From 3c2865589555b1ab8477c3d4958f475a9c215edd Mon Sep 17 00:00:00 2001
From: Fredrik Johansson <fredrik.johansson@gmail.com>
Date: Tue, 12 Nov 2024 13:32:32 +0100
Subject: [PATCH] Waksman multiplication for gr_mat (#2109)

---
 doc/source/gr_mat.rst           |   4 +
 src/gr_mat.h                    |   1 +
 src/gr_mat/mul_waksman.c        | 140 ++++++++++++++++++++++++++++++++
 src/gr_mat/test/main.c          |   2 +
 src/gr_mat/test/t-mul_waksman.c |  97 ++++++++++++++++++++++
 5 files changed, 244 insertions(+)
 create mode 100644 src/gr_mat/mul_waksman.c
 create mode 100644 src/gr_mat/test/t-mul_waksman.c

diff --git a/doc/source/gr_mat.rst b/doc/source/gr_mat.rst
index 93d8d2b9fa..e87a079938 100644
--- a/doc/source/gr_mat.rst
+++ b/doc/source/gr_mat.rst
@@ -278,6 +278,7 @@ Arithmetic
 
 .. function:: int gr_mat_mul_classical(gr_mat_t res, const gr_mat_t mat1, const gr_mat_t mat2, gr_ctx_t ctx)
               int gr_mat_mul_strassen(gr_mat_t C, const gr_mat_t A, const gr_mat_t B, gr_ctx_t ctx)

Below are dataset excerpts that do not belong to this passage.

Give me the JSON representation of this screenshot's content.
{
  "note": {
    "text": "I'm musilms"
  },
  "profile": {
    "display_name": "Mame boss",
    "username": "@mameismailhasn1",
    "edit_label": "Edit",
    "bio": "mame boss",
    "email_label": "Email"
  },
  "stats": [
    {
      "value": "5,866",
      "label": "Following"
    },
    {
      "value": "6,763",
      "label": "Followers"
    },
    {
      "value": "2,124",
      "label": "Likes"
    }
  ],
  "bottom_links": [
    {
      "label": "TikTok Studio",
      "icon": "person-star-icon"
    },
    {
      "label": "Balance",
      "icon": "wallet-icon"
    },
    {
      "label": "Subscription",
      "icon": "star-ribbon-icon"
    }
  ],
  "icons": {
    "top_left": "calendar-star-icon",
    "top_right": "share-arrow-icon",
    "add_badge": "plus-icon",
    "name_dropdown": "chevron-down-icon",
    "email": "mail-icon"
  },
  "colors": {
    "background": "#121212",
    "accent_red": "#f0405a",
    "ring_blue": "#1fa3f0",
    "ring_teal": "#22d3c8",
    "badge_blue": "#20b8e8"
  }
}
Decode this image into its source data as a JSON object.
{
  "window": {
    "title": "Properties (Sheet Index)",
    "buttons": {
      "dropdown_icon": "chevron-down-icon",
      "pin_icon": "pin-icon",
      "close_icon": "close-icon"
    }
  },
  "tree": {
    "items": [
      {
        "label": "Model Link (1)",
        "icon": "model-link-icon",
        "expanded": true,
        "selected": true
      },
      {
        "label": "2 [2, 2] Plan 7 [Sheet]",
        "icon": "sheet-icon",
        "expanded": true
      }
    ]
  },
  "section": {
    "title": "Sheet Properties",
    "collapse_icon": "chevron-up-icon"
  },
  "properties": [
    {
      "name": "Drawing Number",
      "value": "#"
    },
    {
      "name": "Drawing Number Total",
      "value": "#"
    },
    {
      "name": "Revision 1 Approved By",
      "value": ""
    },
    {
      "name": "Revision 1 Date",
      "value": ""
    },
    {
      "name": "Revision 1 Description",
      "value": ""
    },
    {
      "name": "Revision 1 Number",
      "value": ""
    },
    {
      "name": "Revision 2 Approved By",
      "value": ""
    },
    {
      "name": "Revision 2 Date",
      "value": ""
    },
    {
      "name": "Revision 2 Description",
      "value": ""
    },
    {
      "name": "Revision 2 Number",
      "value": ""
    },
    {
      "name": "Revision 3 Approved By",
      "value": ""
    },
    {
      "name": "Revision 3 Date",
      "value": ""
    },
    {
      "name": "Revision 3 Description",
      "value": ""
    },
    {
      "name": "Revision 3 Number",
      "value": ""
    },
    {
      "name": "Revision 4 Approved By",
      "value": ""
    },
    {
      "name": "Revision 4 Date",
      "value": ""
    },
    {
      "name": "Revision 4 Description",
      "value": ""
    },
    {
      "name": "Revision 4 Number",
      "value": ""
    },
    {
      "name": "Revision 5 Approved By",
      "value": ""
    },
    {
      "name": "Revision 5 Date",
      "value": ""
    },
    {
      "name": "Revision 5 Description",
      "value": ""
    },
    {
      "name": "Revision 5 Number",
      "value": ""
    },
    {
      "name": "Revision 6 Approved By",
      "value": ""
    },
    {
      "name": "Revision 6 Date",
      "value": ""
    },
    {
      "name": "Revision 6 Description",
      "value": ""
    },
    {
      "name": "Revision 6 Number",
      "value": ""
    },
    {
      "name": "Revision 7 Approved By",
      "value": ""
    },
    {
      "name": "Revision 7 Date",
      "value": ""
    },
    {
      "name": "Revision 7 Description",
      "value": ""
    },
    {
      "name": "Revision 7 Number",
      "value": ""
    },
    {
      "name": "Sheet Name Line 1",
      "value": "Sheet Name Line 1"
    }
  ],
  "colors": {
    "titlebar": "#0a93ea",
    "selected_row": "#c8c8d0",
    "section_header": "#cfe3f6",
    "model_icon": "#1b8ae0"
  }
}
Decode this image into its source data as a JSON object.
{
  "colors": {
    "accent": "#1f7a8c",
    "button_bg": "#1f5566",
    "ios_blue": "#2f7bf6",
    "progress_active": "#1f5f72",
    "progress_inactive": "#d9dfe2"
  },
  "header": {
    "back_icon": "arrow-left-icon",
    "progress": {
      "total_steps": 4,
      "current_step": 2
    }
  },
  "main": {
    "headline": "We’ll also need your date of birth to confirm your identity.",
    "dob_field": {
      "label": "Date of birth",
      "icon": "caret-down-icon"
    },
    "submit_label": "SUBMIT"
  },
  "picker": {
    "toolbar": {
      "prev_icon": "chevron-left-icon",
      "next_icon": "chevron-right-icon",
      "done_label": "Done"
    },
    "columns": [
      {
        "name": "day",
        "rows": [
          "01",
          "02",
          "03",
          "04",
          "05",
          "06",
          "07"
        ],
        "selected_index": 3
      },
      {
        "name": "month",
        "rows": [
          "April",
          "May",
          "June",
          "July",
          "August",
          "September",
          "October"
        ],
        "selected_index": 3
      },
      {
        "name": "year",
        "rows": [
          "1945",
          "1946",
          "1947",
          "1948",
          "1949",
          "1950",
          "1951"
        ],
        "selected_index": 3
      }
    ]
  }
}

+              int gr_mat_mul_waksman(gr_mat_t C, const gr_mat_t A, const gr_mat_t B, gr_ctx_t ctx)
               int gr_mat_mul_generic(gr_mat_t C, const gr_mat_t A, const gr_mat_t B, gr_ctx_t ctx)
               int gr_mat_mul(gr_mat_t res, const gr_mat_t mat1, const gr_mat_t mat2, gr_ctx_t ctx)
 
@@ -285,6 +286,9 @@ Arithmetic
     otherwise, it falls back to :func:`gr_mat_mul_generic` which currently
     only performs classical multiplication.
 
+    The *Waksman* algorithm assumes a commutative base ring which supports
+    exact division by two.
+
 .. function:: int gr_mat_sqr(gr_mat_t res, const gr_mat_t mat, gr_ctx_t ctx)
 
 .. function:: int gr_mat_add_scalar(gr_mat_t res, const gr_mat_t mat, gr_srcptr c, gr_ctx_t ctx)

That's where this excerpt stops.